A growing number of families seem less involved with education than in years past, he noted.
Nowak noted that poverty negatively impacts children, and that children who are not nurtured in the home often become students who fall behind in class.
The district loses students to the St. Stanislaus Kostka parochial school, McCann and the BART, and those losses cost funding dollars, Nowak and Harrington said. However, it was noted that students from other communities also attend those schools. Mazzucco said that the problem is not students who choose schools other than district schools.
"The argument we make politically needs to change," he said. "It's 'if we only had regional transportation funding increases,' 'if only the state funded BART,'' Mazzucco said, reiterating opt-heard refrains.

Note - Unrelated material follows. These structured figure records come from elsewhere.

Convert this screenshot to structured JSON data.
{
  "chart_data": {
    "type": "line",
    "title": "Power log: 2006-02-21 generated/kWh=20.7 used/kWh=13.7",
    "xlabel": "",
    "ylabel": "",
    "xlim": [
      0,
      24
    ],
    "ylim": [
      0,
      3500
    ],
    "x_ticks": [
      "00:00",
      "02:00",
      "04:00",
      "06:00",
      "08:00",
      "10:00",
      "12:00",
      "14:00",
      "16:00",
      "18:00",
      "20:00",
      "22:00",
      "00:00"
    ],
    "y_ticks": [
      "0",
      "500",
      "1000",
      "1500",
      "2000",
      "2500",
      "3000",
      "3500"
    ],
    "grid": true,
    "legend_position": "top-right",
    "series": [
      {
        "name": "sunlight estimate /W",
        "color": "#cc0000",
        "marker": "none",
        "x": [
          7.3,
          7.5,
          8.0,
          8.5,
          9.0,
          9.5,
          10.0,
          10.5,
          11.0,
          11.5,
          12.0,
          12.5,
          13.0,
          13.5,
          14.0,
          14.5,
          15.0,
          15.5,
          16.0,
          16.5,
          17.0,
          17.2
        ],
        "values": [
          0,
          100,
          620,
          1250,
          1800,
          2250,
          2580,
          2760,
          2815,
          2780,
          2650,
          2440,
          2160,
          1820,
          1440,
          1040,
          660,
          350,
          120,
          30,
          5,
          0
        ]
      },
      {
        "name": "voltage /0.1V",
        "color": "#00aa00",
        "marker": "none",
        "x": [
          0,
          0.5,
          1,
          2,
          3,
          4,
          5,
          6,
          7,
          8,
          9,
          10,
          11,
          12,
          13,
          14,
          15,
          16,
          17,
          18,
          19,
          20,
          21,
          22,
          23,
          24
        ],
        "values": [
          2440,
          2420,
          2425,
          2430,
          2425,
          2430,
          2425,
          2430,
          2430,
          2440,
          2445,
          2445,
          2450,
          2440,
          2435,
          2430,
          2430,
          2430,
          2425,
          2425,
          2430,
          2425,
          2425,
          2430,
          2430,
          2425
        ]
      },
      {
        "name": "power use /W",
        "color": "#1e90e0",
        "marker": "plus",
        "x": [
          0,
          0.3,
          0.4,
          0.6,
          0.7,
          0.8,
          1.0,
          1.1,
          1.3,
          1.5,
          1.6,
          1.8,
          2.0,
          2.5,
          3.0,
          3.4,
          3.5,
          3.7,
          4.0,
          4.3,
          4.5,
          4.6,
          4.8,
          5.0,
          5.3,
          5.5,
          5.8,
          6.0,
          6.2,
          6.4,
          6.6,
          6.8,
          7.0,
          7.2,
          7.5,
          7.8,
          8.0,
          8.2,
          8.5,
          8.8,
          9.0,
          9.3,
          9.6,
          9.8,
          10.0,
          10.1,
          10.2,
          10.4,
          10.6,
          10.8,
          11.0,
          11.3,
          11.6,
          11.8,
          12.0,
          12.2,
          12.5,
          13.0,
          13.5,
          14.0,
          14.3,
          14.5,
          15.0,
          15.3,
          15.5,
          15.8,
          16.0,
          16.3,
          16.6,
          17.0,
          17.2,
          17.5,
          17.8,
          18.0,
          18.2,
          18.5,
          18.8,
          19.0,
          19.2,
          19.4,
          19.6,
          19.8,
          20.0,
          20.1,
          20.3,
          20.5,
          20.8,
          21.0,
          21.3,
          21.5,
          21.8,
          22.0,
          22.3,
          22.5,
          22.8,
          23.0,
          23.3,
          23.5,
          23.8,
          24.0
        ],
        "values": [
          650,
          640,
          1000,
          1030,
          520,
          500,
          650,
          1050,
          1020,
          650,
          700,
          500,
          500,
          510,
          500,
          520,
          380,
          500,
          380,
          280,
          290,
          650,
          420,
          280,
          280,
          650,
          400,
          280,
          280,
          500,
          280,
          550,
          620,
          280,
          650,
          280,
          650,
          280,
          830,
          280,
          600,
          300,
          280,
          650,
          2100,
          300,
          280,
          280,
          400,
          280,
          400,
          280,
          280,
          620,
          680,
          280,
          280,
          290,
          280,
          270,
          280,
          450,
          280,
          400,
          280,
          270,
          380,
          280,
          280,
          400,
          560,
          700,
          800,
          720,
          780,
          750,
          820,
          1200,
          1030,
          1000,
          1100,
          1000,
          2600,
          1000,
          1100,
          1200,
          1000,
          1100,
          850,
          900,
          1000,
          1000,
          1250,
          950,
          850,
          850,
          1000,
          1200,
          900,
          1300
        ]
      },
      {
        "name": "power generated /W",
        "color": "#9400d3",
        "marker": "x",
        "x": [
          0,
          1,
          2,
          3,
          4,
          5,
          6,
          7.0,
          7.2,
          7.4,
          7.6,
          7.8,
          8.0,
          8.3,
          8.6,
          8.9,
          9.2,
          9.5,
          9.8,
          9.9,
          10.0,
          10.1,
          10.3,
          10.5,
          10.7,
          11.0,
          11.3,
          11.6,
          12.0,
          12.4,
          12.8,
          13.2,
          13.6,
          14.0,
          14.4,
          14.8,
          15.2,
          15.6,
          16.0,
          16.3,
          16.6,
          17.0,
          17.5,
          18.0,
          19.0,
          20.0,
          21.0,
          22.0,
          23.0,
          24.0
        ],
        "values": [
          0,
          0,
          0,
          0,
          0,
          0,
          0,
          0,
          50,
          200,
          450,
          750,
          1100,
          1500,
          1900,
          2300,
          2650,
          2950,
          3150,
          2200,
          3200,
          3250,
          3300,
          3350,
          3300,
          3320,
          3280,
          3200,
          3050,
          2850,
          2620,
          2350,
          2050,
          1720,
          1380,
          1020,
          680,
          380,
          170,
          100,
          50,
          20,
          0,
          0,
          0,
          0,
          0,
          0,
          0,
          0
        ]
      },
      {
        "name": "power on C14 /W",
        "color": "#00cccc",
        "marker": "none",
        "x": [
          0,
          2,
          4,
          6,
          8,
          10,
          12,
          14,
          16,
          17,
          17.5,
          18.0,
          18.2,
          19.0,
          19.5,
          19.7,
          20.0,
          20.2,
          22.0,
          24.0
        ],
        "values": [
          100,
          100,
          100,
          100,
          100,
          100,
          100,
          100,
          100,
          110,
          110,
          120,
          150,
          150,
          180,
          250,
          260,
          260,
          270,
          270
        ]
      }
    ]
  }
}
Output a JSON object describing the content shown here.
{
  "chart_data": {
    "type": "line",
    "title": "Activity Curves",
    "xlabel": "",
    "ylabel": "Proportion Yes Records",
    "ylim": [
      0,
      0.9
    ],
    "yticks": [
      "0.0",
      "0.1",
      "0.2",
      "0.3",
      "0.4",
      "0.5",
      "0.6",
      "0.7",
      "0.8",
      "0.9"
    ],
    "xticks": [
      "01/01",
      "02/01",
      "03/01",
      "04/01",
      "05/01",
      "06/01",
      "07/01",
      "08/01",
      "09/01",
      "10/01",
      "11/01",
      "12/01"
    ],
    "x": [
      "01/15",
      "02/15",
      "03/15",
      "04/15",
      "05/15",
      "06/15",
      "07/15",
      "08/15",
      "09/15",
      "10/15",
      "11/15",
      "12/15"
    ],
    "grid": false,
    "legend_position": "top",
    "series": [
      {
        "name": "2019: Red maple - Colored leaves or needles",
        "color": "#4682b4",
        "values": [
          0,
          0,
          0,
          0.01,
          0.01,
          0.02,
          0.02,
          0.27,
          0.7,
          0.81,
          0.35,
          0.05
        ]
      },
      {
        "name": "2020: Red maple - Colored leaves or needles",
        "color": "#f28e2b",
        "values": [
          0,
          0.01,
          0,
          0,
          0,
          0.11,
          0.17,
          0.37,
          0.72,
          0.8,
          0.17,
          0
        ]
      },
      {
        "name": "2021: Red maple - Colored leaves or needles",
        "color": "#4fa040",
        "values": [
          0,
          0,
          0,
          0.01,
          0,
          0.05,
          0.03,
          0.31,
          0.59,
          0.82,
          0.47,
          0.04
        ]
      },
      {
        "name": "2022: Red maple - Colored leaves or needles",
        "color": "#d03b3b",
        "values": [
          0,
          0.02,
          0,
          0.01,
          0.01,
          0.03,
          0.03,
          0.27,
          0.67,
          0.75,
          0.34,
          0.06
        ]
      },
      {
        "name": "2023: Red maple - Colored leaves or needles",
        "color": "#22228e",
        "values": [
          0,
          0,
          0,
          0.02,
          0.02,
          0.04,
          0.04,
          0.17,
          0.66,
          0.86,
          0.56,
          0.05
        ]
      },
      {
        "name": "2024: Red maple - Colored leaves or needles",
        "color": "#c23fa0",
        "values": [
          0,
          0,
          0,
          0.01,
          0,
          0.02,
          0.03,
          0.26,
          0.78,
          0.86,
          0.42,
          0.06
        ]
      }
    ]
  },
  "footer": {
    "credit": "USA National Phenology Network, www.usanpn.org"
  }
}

It is time to remind state Department of Education officials that the state guarantees an equal education to all its public school students and that students in less affluent communities are not getting a public school education equal to the education students in richer regions receive, Mazzucco said. The problem is a social justice issue, he said.
"We have got to start screaming that is unjust what goes on in our school district," he said. "If the state doesn't own up to its responsibility, it's wrong, it's fundamentally wrong."
Nowak questioned how "throwing money" at education solves the problems.
"How does more money make a child from a poor family any smarter," he asked.
"If you use resources wisely, if you have more teachers and the programs are well designed, it can make a difference," Putnam said.
Maintaining the Cheshire-based Hoosac Valley High School, which underwent a $40 million renovation about six years ago,school is a priority, Snoonian said.
"That brand-new high school has to be pristinely maintained," he said. "That building needs to last for decades."
Preventative maintenance is key, he said, and Harrington and Mazzucco pointed to issues at the C.T. Plunkett elementary school as evidence. There are several leaks in the school roof, Harrington and Mazzucco noted.
Using a nautical analogy, Harrington said "The boats leaking. We need a plan to maintain our buildings."
"It disturbs me that that has been let go," Harrington said.
Creating a stronger identity for the district and its schools was also discussed as was a need to improve communications between school and town officials.
Snoonian asked about special education costs.
"Do we have any sort of choice with the funding structure of special education," he asked. "Any way to lessen the burden?"
Putnam's answer was rapid and short.
"No," he said.
Putnam told Selectmen that it is "fortunate" that all students are promised a good education. Services that are needed should be provided by the district within the district whenever possible, he said.
"It's a challenge that every district faces," he said. "But I believe that students should be maintained in their own community."